Forging the Nanny-Parent Partnership
Nannies and Parents
Propst points out that quality nanny training programs offer some degree of child development training, so the nanny can be valuable to the parents if she keeps attuned to the growth of the children in her charge. “Parents should take advantage of their nanny’s expertise and encourage feedback on developmental progress,” she says.
When it comes to the early stages of the parent-nanny relationship, few discussions are more crucial than those on the subject of discipline. Guidelines for when and how to discipline your child should be established in the beginning, with the understanding that they may need refining or adjustment later. Consistency in following established rules is a must, as is the need for parents and nannies to present a united front. Explains Propst, “If there is a problem with the way the nanny is disciplining, a parent should discuss it with her in private—never in front of the children.”
In the end, there is no foolproof recipe for a successful parent-nanny relationship. Keeping the lines of communication open, however, is always a great place to start. That means talking to your nanny often, whether by phone, email, or in person. Keep in mind that taking ten minutes to review the day’s events can make all the difference in helping your nanny feel a valued part of your family’s team.
Rachel Hillman, mother of one-year-old Lee, counts on her two-way “nanny journal” to keep up-to-date on everything from diaper changes to what household items need restocking. “Our nanny records information on what Lee eats, how he enjoyed the day’s activities, even his moods,” explains Hillman, who also takes time for the day’s “verbal download” with her caregiver in the evening.

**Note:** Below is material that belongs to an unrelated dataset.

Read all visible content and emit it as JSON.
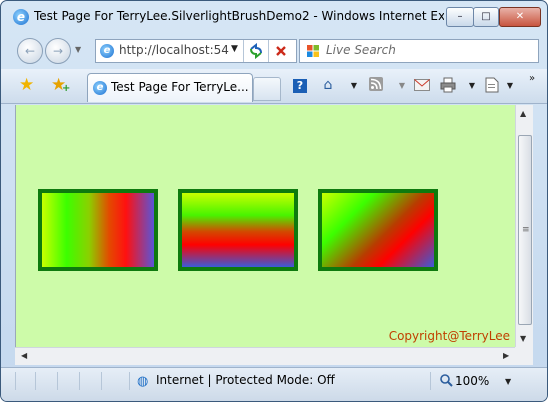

Some more tips from former “Nanny of the Year” Propst:
- Schedule meetings. Plan check-in meetings with your nanny as you would with any employee. Daily check-ins are good for specifics, but meeting out of the house (for dinner or coffee) can facilitate honest discussions in unthreatening, “neutral” territory. Some parents experience success with family meetings, where children, parents, and nannies can review areas like responsibilities and consequences together.
- “Neither the nanny nor the parent should have to be a mind reader,” says Propst, who recommends assertiveness training to any one who has a hard time expressing him or herself. Parent-caregiver relationships flourish when both parties agree to use clear and unambiguous words to express their concerns.
- Get creative! As parent-employers, it’s important to encourage solutions—whether or not they originate with you. Remember, your nanny may bring a dose of realism and plenty of experience to the party. Listen carefully to her ideas for solutions.
- Look for “virtual” support. Online nanny resources include websites like 4everythingnanny.com and webgroups for parents with nannies at http://groups.yahoo.com/. Both give parents ways to read or write about their experiences with having a nanny. These are good places for finding suggestions on how to address common nanny and parent concerns.
- R-E-S-P-E-C-T. “I think it’s important for parents to remember that nannies are professionals, working in the field they’ve chosen,” explains Propst. “Everyone performs better when they’re given respect and support in their work.”